Marcelo espera que continue "linha europeísta" e "não radical" na Holanda

O "que nós podemos esperar é que seja um passo em frente no sentido da democracia, da moderação da Europa e da pacificação nas relações internacionais", disse o presidente

O Presidente da República, Marcelo Rebelo de Sousa, afirmou hoje esperar que as eleições nos Países Baixos permitam manter uma "linha europeísta, uma linha de integração na NATO, uma linha moderada, uma linha não radical".

"É uma decisão naturalmente do eleitorado daquele país amigo, mas aquilo que nós podemos esperar é que seja um passo em frente no sentido da democracia, da moderação da Europa e da pacificação nas relações internacionais", acrescentou o chefe de Estado, no final de uma visita ao Comando Aéreo, no Parque Florestal do Monsanto, em Lisboa.

Questionado sobre as eleições de hoje nos Países Baixos, o Presidente da República começou por referir que se trata de um "país amigo, aliado e irmão na União Europeia" e disse também esperar uma "forte participação popular, porque uma das queixas é a falta de ligação entre governados e governantes".

Quanto ao relacionamento diplomático dos Países Baixos e outros Estados-membros da União Europeia como a Turquia, Marcelo Rebelo de Sousa voltou a apelar a "um apaziguamento", considerando que "tem de haver, de parte a parte, bom senso, mas é preciso também obviamente que a Turquia ajude".

"O fundamental é que haja um apaziguamento. Nós sabemos que há um referendo na Turquia, e sabemos que há atos eleitorais em vários países da União Europeia, e nessas fases há sempre uma radicalização própria da campanha eleitoral, mas o futuro da Europa e o futuro do mundo deve estar para além dessas campanhas de referendo ou de eleições", defendeu.

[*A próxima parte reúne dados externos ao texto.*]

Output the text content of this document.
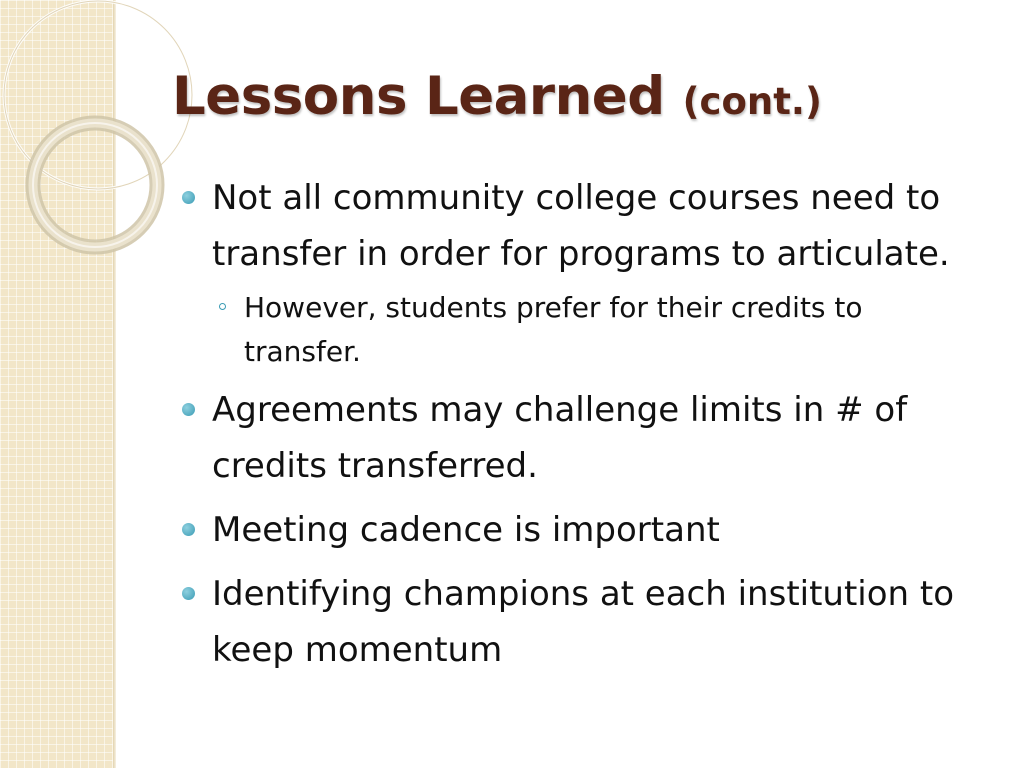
Lessons Learned (cont.)
Not all community college courses need to transfer in order for programs to articulate.
However, students prefer for their credits to transfer.
Agreements may challenge limits in # of credits transferred.
Meeting cadence is important
Identifying champions at each institution to keep momentum
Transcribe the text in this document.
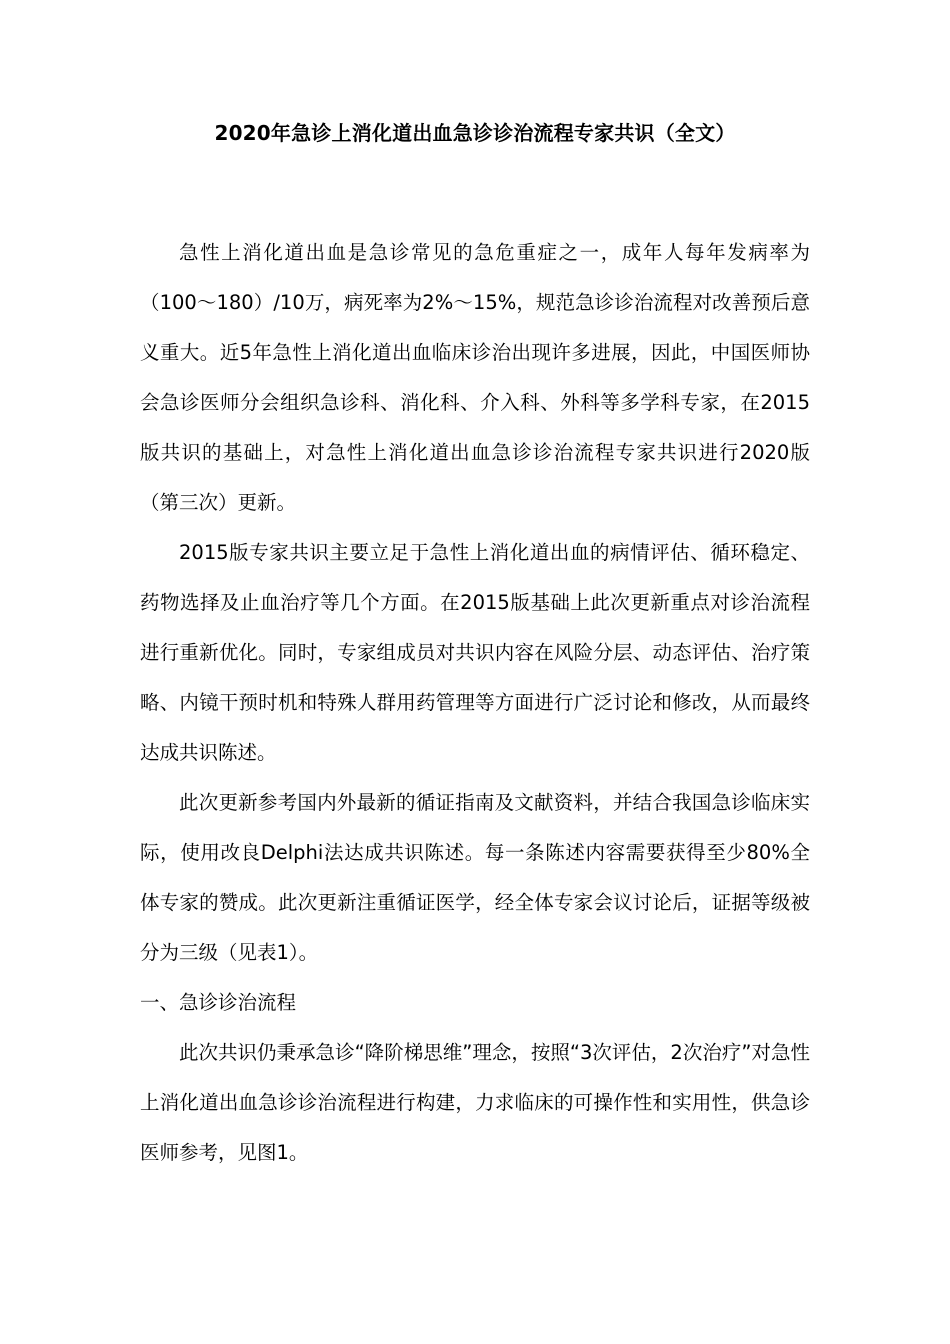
2020年急诊上消化道出血急诊诊治流程专家共识（全文）

急性上消化道出血是急诊常见的急危重症之一，成年人每年发病率为（100～180）/10万，病死率为2%～15%，规范急诊诊治流程对改善预后意义重大。近5年急性上消化道出血临床诊治出现许多进展，因此，中国医师协会急诊医师分会组织急诊科、消化科、介入科、外科等多学科专家，在2015版共识的基础上，对急性上消化道出血急诊诊治流程专家共识进行2020版（第三次）更新。

2015版专家共识主要立足于急性上消化道出血的病情评估、循环稳定、药物选择及止血治疗等几个方面。在2015版基础上此次更新重点对诊治流程进行重新优化。同时，专家组成员对共识内容在风险分层、动态评估、治疗策略、内镜干预时机和特殊人群用药管理等方面进行广泛讨论和修改，从而最终达成共识陈述。

此次更新参考国内外最新的循证指南及文献资料，并结合我国急诊临床实际，使用改良Delphi法达成共识陈述。每一条陈述内容需要获得至少80%全体专家的赞成。此次更新注重循证医学，经全体专家会议讨论后，证据等级被分为三级（见表1）。

一、急诊诊治流程

此次共识仍秉承急诊“降阶梯思维”理念，按照“3次评估，2次治疗”对急性上消化道出血急诊诊治流程进行构建，力求临床的可操作性和实用性，供急诊医师参考，见图1。
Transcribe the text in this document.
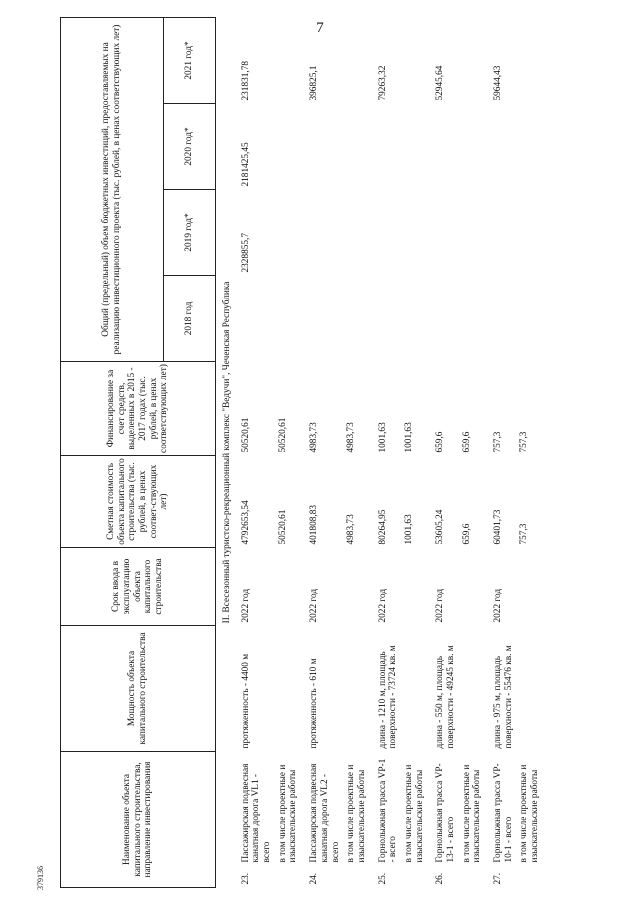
7
379136
Наименование объекта капитального строительства, направление инвестирования		Мощность объекта капитального строительства	Срок ввода в эксплуатацию объекта капитального строительства	Сметная стоимость объекта капитального строительства (тыс. рублей, в ценах соответ-ствующих лет)	Финансирование за счет средств, выделенных в 2015 - 2017 годах (тыс. рублей, в ценах соответствующих лет)	Общий (предельный) объем бюджетных инвестиций, предоставляемых на реализацию инвестиционного проекта (тыс. рублей, в ценах соответствующих лет)			
						2018 год	2019 год*	2020 год*	2021 год*
II. Всесезонный туристско-рекреационный комплекс "Ведучи", Чеченская Республика									
23.	Пассажирская подвесная канатная дорога VL1 - всего	протяженность - 4400 м	2022 год	4792653,54	50520,61		2328855,7	2181425,45	231831,78
	в том числе проектные и изыскательские работы			50520,61	50520,61				
24.	Пассажирская подвесная канатная дорога VL2 - всего	протяженность - 610 м	2022 год	401808,83	4983,73				396825,1
	в том числе проектные и изыскательские работы			4983,73	4983,73				
25.	Горнолыжная трасса VP-1 - всего	длина - 1210 м, площадь поверхности - 73724 кв. м	2022 год	80264,95	1001,63				79263,32
	в том числе проектные и изыскательские работы			1001,63	1001,63				
26.	Горнолыжная трасса VP-13-1 - всего	длина - 550 м, площадь поверхности - 49245 кв. м	2022 год	53605,24	659,6				52945,64
	в том числе проектные и изыскательские работы			659,6	659,6				
27.	Горнолыжная трасса VP-10-1 - всего	длина - 975 м, площадь поверхности - 55476 кв. м	2022 год	60401,73	757,3				59644,43
	в том числе проектные и изыскательские работы			757,3	757,3				
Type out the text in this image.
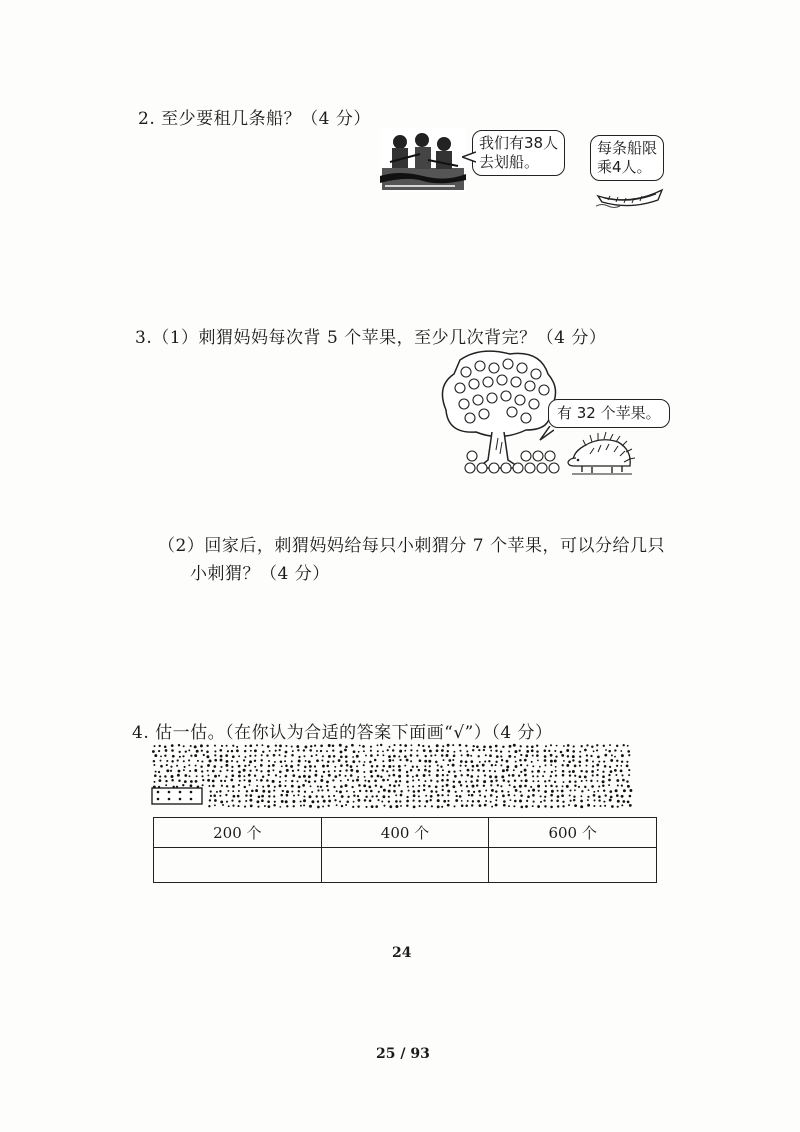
2. 至少要租几条船？（4 分）
我们有38人
去划船。
每条船限
乘4人。
3.（1）刺猬妈妈每次背 5 个苹果，至少几次背完？（4 分）
有 32 个苹果。
（2）回家后，刺猬妈妈给每只小刺猬分 7 个苹果，可以分给几只
小刺猬？（4 分）
4. 估一估。（在你认为合适的答案下面画“√”）（4 分）
200 个	400 个	600 个

24
25 / 93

O Presidente da República argumentou que, "em tempo de referendo, a radicalização da mensagem pode ser tentadora para conquistar votos, mas a pacificação na Europa, a colaboração na Europa e a pacificação em termos mesmo mais amplos no mundo é mais importante do que uma campanha eleitoral, qualquer que ela seja".

Interrogado se compreende a atuação dos Países Baixos e da Alemanha, Marcelo Rebelo de Sousa respondeu que "esses países têm feito um esforço muito grande para defenderem os ideais democráticos e os ideais da União Europeia sem cortarem com um país que é um país que, tal como eles, integra a NATO e com o qual têm um acordo que é muito importante por causa dos migrantes e dos refugiados".

"É um equilíbrio difícil, o que eu espero é que passe rapidamente este período de campanha eleitoral, nomeadamente na Turquia, para deixar de se olhar para o clima de campanha eleitoral e se olhar para o que é fundamental nas relações entre os povos", acrescentou.